Years ago, audiences fell in love with Muriel Heslop on the big screen, and now they are falling in love with her all over again, this time at the theatre.
Has there ever been a more likeable dag/outsider?! One just has to admire her daring, her nerve, that she will do anything to achieve her dreams, and damn any-one, or even any notion of her own self pride, that can get in the way.
Maggie McKenna steps very comfortably into the shoes that were filled in the movie by Toni Colette in the movie. She gives a wonderful performance, playing a classic ‘plain Jane’ character who will do anything that she can to break away from her mundane, bland life.

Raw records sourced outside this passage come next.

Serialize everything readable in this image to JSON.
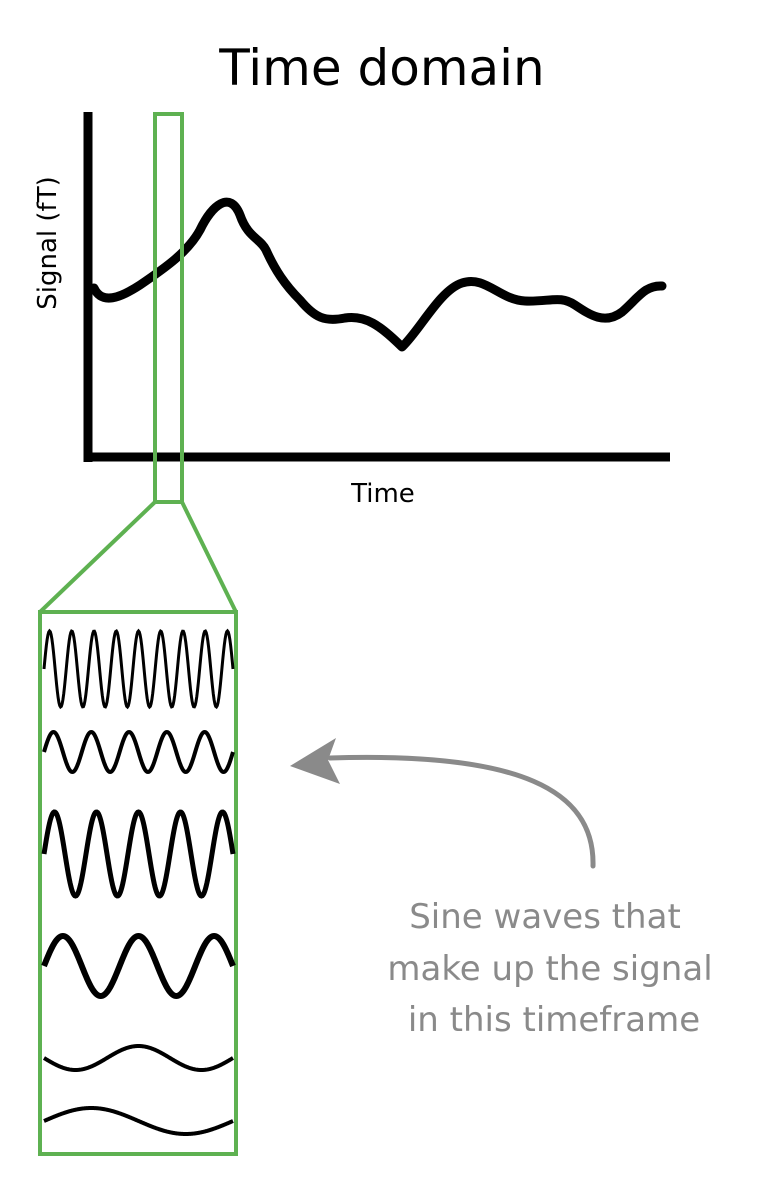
{
  "title": "Time domain",
  "x_axis_label": "Time",
  "y_axis_label": "Signal (fT)",
  "caption_lines": [
    "Sine waves that",
    "make up the signal",
    "in this timeframe"
  ],
  "colors": {
    "highlight": "#5eb151",
    "signal": "#000000",
    "arrow": "#8a8a8a",
    "caption": "#8a8a8a"
  },
  "sine_wave_count": 6
}
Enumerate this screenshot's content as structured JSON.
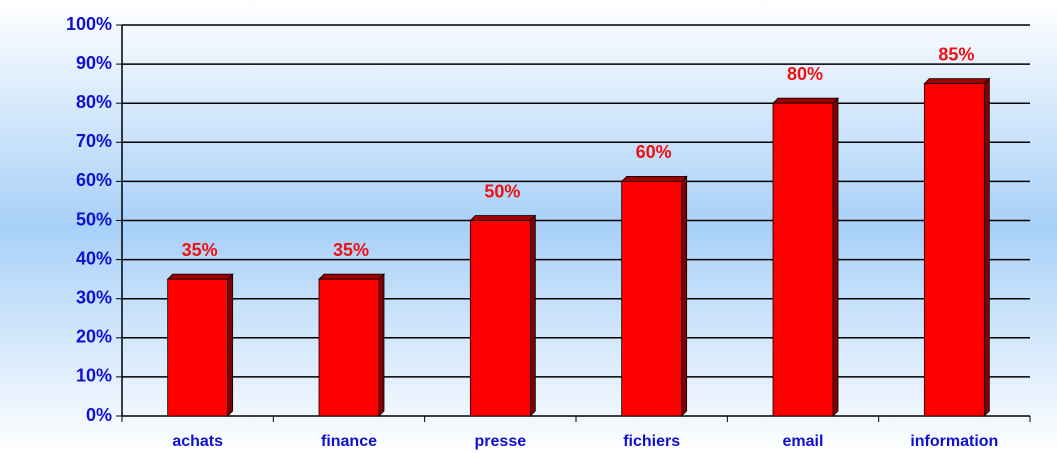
{
  "chart_data": {
    "type": "bar",
    "categories": [
      "achats",
      "finance",
      "presse",
      "fichiers",
      "email",
      "information"
    ],
    "values": [
      35,
      35,
      50,
      60,
      80,
      85
    ],
    "value_labels": [
      "35%",
      "35%",
      "50%",
      "60%",
      "80%",
      "85%"
    ],
    "color": "#ff0000",
    "ylim": [
      0,
      100
    ],
    "yticks": [
      {
        "value": 0,
        "label": "0%"
      },
      {
        "value": 10,
        "label": "10%"
      },
      {
        "value": 20,
        "label": "20%"
      },
      {
        "value": 30,
        "label": "30%"
      },
      {
        "value": 40,
        "label": "40%"
      },
      {
        "value": 50,
        "label": "50%"
      },
      {
        "value": 60,
        "label": "60%"
      },
      {
        "value": 70,
        "label": "70%"
      },
      {
        "value": 80,
        "label": "80%"
      },
      {
        "value": 90,
        "label": "90%"
      },
      {
        "value": 100,
        "label": "100%"
      }
    ],
    "grid": true
  }
}
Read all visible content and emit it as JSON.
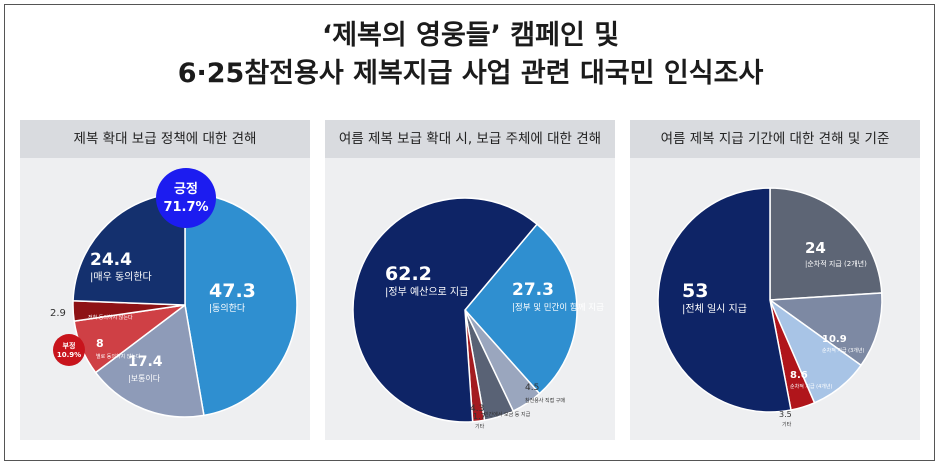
{
  "title": {
    "line1": "‘제복의 영웅들’ 캠페인 및",
    "line2": "6·25참전용사 제복지급 사업 관련 대국민 인식조사"
  },
  "chart_data": [
    {
      "type": "pie",
      "title": "제복 확대 보급 정책에 대한 견해",
      "slices": [
        {
          "label": "동의한다",
          "value": 47.3,
          "color": "#2f8fd0"
        },
        {
          "label": "보통이다",
          "value": 17.4,
          "color": "#8e9bb8"
        },
        {
          "label": "별로 동의하지 않는다",
          "value": 8.0,
          "color": "#cf4045"
        },
        {
          "label": "전혀 동의하지 않는다",
          "value": 2.9,
          "color": "#8e1316"
        },
        {
          "label": "매우 동의한다",
          "value": 24.4,
          "color": "#14306e"
        }
      ],
      "badges": [
        {
          "label": "긍정",
          "value": "71.7%",
          "color": "#1c1cf0"
        },
        {
          "label": "부정",
          "value": "10.9%",
          "color": "#c8141c"
        }
      ]
    },
    {
      "type": "pie",
      "title": "여름 제복 보급 확대 시, 보급 주체에 대한 견해",
      "slices": [
        {
          "label": "정부 및 민간이 함께 지급",
          "value": 27.3,
          "color": "#2f8fd0"
        },
        {
          "label": "참전용사 직접 구매",
          "value": 4.5,
          "color": "#9aa6be"
        },
        {
          "label": "민간에서 모금 등 지급",
          "value": 4.3,
          "color": "#596275"
        },
        {
          "label": "기타",
          "value": 1.7,
          "color": "#a31b20"
        },
        {
          "label": "정부 예산으로 지급",
          "value": 62.2,
          "color": "#0e2466"
        }
      ]
    },
    {
      "type": "pie",
      "title": "여름 제복 지급 기간에 대한 견해 및 기준",
      "slices": [
        {
          "label": "순차적 지급 (2개년)",
          "value": 24.0,
          "color": "#5d6575"
        },
        {
          "label": "순차적 지급 (3개년)",
          "value": 10.9,
          "color": "#7d89a3"
        },
        {
          "label": "순차적 지급 (4개년)",
          "value": 8.6,
          "color": "#a8c4e6"
        },
        {
          "label": "기타",
          "value": 3.5,
          "color": "#b0151b"
        },
        {
          "label": "전체 일시 지급",
          "value": 53.0,
          "color": "#0e2466"
        }
      ]
    }
  ]
}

At every turn in her journey Muriel thinks big, and I think that this is the best way to describe Simon Phillips’ production. This is a big, bold, brassy show. The cast is great, as are the costumes and sets-by Gabriela Tylesova (simply a genius), and the music by Abba, Kate Miller-Heidke and Keir Nuttall, and Isaac Hayward.
PJ Hogan’s book, in the main, gives Muriel the same journey that she went on in the film. When characters bring out into song, via some very catchy melodies by Miller-Heidi’s and Nuttal, in true music theatre style, their feelings and thoughts spring to the surface.
Joining Maggie in the principal cast are Madeline Jones as Muriel’s gutsy best friend, Rhonda, Gary Sweet plays her bullish, insensitive father, Bill, Justine Clarke is her good natured, passive mother, Betty, and Helen Dallimore plays Bill’s ever appearing ‘what a coincidence’ friend and playmate Deidre Chambers. The large ensemble cast are all wonderful.
There are so many great moments in the show. Such as the times when the Abba quartet appear out of nowhere to play for Muriel when her spirits sag, and that great scene when Rhonda gives Muriel’s friends a crushing, well deserved serve after they had been so cruel to her. Some people in the audience couldn’t help but applaud.
This is a wonderful night in the theatre and a credit to everyone involved. MURIEL’S WEDDING THE MUSICAL is playing the Roslyn Packer Theatre until the 27th January, 2018.